Eu nunca imaginei que as coisas dariam uma virada tão chocante e tão rapidamente. Nas últimas semanas, eu perdi muitos amigos. Ouço falar de pelo menos cinco a dez mortes diárias entre os meus contatos, sem falar nas notícias locais. Nem sei ao certo se sobreviverei ao que alguns chamam de O Apocalipse do COVID.

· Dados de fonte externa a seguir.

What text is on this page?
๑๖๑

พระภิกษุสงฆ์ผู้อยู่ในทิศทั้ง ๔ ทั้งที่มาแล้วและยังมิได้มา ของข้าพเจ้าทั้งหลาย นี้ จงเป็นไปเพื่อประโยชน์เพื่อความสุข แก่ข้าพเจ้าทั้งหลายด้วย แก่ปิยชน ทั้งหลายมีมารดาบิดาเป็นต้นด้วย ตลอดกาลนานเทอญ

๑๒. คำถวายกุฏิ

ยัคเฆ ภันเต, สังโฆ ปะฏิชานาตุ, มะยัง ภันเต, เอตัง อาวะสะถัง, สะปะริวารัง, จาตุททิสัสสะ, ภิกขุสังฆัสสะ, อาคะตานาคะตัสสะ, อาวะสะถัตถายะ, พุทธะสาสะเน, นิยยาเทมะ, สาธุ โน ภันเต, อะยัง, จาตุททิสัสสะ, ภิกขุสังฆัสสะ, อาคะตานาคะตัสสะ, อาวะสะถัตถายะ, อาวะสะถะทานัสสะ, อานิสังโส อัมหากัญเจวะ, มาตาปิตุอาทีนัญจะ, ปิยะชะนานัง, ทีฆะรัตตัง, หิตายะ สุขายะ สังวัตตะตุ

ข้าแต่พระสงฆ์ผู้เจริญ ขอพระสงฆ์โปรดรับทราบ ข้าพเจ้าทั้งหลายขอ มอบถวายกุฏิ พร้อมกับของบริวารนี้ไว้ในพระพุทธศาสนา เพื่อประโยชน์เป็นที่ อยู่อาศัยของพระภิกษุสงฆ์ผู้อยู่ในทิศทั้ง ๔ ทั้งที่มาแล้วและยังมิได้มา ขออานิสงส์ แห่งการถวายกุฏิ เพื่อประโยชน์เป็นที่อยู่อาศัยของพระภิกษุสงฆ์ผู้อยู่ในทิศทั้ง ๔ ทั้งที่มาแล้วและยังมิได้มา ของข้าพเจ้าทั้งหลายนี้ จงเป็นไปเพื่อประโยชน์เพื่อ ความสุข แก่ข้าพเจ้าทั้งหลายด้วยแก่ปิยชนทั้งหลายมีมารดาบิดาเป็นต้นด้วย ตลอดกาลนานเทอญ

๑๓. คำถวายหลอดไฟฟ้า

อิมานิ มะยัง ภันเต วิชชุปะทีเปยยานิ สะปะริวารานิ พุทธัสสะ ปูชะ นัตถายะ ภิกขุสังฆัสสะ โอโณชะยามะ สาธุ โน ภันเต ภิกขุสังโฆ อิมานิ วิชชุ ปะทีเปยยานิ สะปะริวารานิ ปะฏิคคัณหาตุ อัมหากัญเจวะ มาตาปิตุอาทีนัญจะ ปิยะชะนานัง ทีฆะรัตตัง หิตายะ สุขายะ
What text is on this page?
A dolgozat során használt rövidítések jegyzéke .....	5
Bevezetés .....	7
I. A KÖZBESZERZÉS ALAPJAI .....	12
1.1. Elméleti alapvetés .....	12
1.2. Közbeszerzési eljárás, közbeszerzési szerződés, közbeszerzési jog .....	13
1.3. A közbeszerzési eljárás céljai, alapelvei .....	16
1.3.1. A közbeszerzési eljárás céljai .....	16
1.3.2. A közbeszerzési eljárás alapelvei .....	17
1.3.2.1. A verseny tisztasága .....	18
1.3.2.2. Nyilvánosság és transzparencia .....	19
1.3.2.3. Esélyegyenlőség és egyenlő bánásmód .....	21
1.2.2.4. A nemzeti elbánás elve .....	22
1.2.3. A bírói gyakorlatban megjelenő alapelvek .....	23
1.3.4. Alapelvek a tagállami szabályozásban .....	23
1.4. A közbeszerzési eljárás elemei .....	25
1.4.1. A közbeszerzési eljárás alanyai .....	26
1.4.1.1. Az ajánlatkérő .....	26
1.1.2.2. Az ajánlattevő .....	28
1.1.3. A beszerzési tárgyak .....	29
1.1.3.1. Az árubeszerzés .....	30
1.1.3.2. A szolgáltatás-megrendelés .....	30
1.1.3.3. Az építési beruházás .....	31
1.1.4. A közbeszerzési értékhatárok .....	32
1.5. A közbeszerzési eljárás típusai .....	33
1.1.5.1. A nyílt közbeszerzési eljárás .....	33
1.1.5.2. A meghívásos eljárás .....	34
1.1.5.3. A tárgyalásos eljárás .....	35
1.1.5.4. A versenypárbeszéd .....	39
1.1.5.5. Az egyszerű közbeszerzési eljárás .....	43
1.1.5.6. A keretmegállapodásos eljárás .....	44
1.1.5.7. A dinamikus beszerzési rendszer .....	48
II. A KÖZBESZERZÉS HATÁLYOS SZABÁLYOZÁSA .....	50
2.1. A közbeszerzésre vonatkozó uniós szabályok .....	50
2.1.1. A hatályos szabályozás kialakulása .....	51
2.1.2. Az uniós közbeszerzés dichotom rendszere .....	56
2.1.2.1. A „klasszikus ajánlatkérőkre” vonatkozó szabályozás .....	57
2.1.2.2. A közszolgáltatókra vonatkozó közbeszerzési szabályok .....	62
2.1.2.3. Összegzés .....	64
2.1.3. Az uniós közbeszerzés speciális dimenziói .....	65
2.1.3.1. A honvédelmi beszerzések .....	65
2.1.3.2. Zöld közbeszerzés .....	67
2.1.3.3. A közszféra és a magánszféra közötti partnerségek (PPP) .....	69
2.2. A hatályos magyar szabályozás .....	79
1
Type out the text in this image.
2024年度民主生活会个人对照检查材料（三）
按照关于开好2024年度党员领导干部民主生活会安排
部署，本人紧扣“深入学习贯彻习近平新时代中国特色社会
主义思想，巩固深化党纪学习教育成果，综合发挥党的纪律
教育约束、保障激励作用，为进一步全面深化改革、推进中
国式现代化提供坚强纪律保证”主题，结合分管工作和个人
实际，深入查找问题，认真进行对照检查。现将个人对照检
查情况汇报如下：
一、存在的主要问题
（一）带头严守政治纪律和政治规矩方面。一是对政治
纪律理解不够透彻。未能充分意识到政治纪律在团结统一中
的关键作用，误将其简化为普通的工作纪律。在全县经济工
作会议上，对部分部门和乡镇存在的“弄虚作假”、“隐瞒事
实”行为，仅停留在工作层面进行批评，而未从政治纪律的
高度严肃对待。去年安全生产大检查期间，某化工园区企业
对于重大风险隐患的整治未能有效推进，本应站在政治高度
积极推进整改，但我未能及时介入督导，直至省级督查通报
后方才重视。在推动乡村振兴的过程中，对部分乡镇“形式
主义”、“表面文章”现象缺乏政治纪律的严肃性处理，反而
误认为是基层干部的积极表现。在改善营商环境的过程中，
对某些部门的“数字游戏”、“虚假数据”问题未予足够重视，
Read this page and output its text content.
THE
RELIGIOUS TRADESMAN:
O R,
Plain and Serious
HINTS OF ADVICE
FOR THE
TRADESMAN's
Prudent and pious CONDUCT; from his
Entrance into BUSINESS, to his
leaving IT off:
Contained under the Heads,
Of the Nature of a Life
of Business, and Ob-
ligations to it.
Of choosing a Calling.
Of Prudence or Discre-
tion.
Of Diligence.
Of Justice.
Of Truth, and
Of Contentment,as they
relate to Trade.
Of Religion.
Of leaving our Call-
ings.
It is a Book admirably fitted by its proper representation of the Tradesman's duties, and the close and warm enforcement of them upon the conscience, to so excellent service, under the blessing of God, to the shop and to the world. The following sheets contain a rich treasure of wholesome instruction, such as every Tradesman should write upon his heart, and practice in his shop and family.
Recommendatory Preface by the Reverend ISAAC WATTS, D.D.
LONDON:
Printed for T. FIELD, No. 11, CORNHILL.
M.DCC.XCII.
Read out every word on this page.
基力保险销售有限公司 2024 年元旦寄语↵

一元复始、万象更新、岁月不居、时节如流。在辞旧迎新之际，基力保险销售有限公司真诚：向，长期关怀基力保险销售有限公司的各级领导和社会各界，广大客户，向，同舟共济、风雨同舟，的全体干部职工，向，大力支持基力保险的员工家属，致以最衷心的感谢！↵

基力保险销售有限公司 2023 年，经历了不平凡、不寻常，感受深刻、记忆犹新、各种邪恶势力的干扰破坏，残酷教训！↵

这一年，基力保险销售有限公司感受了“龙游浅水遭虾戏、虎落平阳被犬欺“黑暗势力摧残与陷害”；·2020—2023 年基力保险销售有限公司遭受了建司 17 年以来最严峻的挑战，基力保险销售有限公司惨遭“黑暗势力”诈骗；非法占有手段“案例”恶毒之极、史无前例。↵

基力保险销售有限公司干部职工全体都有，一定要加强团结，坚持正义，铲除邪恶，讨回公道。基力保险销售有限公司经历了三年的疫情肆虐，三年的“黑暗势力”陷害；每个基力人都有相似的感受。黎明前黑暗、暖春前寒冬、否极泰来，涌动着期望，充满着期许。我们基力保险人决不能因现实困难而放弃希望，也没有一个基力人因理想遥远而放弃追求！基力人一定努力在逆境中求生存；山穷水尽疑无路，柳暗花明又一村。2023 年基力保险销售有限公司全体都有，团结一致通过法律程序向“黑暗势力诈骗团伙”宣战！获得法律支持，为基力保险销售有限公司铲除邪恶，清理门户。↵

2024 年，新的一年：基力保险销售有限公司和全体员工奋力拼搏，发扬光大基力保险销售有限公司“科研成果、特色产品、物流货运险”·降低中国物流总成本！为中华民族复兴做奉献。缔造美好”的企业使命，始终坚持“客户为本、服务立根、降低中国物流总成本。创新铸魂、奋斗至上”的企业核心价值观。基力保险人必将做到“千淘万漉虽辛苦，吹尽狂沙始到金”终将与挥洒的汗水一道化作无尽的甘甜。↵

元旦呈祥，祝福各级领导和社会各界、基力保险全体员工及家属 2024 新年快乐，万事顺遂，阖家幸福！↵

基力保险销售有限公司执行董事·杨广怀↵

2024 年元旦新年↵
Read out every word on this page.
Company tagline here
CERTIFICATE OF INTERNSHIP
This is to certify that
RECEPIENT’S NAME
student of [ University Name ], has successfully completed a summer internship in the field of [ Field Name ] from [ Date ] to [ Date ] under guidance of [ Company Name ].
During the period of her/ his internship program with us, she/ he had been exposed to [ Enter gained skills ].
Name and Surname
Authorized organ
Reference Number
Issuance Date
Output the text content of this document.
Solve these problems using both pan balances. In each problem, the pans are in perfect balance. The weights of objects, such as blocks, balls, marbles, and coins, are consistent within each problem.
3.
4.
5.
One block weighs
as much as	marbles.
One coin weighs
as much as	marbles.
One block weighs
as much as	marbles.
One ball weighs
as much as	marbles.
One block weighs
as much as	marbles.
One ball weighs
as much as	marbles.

Famílias foram dizimadas em duas semanas, às vezes deixando para trás crianças e até mesmo bebês. Os que ficaram estão se perguntando: “quem será o próximo?”. Cidadãos foram pegos desprevenidos e o governo os abandonou à própria sorte.
A Igreja também foi pega desprevenida?
Em fevereiro, o ânimo dos fiéis estava esperançoso e alegre enquanto surgia a possibilidade de voltar aos cultos de domingo que eles perderam no ano passado. Planejar o calendário anual voltou a ocupá-los.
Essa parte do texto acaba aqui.